Prove $n\log n\neq O(g(n))$ where $g(n)$ alternates between $\log^*n$ and $n!$

Question

I have to prove that $f(n) \neq O(g(n))$, where $f(n) = n\log n$ and $g(n)$ is $\log^*n$ if $n$ is odd and $n!$ if even.

So my thought is to say that $f(n) = O(g(n))$ and then with the definition prove that this is wrong, but i am struggling. Can someone help me?

Answer 1

There is no constant such that $n\log n<c\log n$ for all odd $n$. (Obviously, there is no constant such that $n<c$ for all odd $n$).

Answer 2

Let me suggest formal approach to question, because, of course, inequalities are important, but also are important conditions on variables in this inequalities.

To prove directly, that some function is not in some big-$O$, you need negation of definition $f(n)\in O(g(n)),n\to\infty$:

formal defintion is $$\exists c >0, \exists n_0\in\mathbb{N}, \forall n>n_0, f(n)\leqslant c\cdot g(n) $$ so, negation, $f(n)\notin O(g(n)),n\to\infty$, will be

$$\forall c >0, \forall n_0\in\mathbb{N}, \exists n>n_0, f(n)>c\cdot g(n) $$ In definition $n$ is variable and $c,n_0$ are constants which we want to find.

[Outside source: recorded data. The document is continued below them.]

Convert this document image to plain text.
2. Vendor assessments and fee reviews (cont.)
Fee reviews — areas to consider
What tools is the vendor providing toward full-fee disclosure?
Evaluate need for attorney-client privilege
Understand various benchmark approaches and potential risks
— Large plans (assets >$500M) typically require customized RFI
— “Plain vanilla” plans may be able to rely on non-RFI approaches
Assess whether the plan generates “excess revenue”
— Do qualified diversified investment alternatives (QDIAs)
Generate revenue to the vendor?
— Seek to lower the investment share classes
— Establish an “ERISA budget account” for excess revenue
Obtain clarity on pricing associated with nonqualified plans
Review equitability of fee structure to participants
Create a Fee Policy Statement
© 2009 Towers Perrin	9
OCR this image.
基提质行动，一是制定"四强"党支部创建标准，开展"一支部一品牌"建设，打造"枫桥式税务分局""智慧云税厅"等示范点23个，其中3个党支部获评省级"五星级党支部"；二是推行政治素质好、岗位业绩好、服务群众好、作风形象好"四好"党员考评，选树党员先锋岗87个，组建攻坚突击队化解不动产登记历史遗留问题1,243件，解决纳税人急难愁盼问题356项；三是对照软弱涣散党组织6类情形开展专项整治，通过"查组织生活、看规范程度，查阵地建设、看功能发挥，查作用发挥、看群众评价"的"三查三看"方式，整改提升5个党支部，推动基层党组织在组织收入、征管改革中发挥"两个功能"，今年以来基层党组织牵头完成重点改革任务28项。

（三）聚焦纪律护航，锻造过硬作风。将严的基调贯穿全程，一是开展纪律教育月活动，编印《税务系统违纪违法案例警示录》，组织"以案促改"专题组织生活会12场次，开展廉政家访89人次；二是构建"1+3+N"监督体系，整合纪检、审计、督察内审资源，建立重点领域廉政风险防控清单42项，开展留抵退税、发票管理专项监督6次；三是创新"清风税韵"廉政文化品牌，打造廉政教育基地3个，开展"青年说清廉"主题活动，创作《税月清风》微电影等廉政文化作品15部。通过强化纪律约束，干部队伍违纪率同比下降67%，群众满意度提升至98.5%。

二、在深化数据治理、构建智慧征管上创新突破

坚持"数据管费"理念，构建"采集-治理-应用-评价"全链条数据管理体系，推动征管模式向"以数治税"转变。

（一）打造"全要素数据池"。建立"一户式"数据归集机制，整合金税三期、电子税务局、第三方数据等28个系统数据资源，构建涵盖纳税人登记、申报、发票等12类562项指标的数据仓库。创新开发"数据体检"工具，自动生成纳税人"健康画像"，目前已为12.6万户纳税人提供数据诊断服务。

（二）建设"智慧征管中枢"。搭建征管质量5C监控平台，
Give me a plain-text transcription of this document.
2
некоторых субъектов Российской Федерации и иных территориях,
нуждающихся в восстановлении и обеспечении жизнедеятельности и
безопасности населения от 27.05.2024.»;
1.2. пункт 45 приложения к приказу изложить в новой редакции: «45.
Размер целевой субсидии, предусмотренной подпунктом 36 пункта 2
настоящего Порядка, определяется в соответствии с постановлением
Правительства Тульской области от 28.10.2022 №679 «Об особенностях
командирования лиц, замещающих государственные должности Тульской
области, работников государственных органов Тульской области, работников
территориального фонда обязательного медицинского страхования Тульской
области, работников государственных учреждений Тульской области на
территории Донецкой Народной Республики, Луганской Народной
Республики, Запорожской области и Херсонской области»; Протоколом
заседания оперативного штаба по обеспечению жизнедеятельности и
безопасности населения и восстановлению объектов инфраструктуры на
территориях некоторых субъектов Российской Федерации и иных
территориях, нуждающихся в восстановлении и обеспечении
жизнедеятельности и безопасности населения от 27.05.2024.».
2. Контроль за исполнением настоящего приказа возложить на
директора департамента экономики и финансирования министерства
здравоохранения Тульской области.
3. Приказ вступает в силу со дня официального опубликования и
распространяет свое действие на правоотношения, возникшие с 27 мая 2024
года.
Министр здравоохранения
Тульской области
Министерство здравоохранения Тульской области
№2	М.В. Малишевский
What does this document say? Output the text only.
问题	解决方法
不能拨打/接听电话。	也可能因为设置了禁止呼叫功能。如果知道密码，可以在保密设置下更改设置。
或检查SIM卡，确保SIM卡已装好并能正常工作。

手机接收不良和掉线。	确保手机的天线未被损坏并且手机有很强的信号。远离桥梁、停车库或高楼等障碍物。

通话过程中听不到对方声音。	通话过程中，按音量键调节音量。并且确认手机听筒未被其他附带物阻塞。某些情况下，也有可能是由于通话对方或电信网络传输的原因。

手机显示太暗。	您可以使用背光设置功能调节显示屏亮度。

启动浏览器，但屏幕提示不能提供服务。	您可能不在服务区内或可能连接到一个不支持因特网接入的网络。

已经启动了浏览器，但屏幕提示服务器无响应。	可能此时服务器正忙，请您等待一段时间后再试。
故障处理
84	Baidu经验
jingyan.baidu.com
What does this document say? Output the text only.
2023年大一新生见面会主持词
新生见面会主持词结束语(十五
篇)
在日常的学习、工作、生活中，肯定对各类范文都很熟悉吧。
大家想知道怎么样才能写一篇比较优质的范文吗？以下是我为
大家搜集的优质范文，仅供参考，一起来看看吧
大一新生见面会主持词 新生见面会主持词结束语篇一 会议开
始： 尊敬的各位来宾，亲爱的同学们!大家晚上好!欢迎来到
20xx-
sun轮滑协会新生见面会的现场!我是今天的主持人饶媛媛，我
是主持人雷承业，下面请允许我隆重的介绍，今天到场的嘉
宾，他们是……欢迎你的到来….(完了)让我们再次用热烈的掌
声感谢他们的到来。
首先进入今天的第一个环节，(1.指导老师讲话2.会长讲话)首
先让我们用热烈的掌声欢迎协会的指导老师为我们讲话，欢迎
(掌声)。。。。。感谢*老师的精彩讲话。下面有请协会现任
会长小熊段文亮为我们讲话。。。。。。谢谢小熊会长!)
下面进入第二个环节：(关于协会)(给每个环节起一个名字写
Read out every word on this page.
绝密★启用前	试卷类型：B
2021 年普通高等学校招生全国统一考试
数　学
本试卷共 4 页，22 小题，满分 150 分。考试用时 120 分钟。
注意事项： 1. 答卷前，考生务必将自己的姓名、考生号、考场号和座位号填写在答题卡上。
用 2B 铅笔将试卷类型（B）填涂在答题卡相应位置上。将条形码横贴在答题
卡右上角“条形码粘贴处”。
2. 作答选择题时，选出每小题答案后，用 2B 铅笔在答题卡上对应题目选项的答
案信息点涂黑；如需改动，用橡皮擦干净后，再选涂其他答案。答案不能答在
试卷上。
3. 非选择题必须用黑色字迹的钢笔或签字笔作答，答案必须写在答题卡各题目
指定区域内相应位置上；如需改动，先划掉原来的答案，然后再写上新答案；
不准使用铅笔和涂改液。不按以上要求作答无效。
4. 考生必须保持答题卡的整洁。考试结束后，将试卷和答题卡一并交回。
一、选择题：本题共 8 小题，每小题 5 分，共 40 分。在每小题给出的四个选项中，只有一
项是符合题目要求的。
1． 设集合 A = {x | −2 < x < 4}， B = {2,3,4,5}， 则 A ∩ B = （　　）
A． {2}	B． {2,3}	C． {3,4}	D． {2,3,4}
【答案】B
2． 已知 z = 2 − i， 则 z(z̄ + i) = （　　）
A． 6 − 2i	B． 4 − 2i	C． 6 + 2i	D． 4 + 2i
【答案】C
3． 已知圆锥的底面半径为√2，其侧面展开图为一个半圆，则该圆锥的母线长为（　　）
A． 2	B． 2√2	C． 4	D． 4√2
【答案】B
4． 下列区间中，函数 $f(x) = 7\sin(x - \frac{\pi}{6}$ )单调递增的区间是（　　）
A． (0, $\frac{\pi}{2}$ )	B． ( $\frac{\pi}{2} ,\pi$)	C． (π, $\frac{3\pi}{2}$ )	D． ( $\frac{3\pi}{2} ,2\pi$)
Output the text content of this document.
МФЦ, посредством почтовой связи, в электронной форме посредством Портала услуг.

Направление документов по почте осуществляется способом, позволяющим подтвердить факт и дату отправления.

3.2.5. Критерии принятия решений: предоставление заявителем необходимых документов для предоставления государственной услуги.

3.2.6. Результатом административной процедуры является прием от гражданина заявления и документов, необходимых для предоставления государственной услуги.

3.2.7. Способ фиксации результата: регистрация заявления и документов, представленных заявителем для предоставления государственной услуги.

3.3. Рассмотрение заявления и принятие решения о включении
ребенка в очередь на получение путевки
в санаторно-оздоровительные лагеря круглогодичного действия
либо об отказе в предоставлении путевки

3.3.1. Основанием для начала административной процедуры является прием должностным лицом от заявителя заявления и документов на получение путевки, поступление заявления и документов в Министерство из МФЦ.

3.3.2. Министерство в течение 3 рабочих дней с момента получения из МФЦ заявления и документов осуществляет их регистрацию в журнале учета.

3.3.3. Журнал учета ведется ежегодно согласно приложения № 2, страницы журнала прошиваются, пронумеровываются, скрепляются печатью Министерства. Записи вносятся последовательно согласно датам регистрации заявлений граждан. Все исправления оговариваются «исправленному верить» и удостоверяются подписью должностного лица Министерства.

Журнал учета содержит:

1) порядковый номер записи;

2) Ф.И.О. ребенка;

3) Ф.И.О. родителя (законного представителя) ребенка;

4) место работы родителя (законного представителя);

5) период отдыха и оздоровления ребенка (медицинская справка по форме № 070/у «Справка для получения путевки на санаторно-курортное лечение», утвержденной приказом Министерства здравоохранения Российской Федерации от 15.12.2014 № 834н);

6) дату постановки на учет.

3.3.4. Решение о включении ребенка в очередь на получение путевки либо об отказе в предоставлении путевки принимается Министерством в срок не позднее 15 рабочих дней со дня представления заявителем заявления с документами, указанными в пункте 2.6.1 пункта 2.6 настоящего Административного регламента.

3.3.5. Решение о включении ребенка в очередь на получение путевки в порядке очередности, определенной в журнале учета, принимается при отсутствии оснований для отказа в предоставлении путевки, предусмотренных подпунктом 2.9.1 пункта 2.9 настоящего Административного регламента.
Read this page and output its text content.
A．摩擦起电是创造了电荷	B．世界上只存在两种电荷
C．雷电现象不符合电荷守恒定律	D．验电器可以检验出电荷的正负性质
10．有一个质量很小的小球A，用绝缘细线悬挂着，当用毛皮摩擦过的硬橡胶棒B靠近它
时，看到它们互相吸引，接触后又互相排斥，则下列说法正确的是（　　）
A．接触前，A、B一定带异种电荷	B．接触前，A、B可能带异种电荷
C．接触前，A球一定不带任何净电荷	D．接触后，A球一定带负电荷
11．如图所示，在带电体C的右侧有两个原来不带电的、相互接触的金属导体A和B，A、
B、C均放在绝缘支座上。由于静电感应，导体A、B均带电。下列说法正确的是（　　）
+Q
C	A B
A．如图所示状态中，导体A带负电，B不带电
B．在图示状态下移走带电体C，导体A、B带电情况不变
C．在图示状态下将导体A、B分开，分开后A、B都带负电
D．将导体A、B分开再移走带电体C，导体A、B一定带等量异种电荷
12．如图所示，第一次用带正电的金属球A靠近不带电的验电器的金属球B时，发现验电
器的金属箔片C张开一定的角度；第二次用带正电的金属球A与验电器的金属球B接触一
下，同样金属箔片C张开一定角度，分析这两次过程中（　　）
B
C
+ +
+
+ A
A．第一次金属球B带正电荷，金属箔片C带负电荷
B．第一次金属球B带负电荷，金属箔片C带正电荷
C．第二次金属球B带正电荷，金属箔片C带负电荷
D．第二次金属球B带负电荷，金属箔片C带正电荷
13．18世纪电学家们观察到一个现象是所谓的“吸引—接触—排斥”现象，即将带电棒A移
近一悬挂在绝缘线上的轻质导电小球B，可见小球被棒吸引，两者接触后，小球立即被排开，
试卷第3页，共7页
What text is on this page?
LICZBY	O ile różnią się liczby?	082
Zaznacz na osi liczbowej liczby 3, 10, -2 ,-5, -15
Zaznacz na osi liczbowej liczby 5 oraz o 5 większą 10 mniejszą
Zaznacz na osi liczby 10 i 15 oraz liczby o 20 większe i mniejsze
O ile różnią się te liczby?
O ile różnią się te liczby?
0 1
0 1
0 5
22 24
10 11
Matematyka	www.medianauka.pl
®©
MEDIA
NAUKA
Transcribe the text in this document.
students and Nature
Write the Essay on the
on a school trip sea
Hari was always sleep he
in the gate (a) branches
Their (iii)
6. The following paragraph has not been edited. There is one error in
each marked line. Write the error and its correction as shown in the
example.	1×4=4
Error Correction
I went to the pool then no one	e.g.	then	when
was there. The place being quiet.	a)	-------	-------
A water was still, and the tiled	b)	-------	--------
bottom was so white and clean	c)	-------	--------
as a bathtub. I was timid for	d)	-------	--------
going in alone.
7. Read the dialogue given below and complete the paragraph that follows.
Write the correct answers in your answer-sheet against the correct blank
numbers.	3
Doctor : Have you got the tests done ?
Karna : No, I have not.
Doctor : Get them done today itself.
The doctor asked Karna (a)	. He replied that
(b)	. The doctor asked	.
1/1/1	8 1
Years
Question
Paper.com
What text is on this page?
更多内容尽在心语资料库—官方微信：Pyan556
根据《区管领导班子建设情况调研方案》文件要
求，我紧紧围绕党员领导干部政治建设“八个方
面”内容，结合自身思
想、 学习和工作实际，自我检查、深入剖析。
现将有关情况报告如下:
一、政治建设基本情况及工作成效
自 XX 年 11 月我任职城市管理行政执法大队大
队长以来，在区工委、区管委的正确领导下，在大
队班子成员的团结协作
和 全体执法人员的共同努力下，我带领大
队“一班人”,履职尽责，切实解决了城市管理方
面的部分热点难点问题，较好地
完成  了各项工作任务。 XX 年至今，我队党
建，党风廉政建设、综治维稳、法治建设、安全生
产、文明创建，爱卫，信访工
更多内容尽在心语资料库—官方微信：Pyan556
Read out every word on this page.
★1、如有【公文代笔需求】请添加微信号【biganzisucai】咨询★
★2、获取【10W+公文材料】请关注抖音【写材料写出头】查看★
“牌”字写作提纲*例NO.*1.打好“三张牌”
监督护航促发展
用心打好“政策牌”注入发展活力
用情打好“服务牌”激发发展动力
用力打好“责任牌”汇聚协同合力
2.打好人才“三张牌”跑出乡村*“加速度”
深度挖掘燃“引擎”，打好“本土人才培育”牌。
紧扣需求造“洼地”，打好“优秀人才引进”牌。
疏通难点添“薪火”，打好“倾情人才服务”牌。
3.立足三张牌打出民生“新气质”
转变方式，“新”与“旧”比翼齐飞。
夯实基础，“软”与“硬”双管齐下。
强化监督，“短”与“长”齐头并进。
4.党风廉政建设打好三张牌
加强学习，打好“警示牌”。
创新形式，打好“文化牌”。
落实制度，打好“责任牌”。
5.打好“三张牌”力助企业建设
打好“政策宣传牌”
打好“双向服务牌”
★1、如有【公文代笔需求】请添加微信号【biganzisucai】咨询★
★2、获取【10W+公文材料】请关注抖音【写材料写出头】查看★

In negation $c, n_0$ are variables and we want to determine $n=n(c, n_0)$ subsequence of $\mathbb{N}$.

So, in given case, to prove, that $n \log n \notin O(g(n))$, we need prove, that $n \log > g(n)$ in conditions done above. Using nice idea from adjacent answer, we can consider two cases:

in case of odd $n$, for $\forall c >0, \forall n_0\in\mathbb{N}$ let's consider $n \log n > c \log n \geqslant c \log^* n$. To fulfill this inequality is enough to take $n=\max (n_0, \lfloor c \rfloor +1)$.

even case can be done in similar way.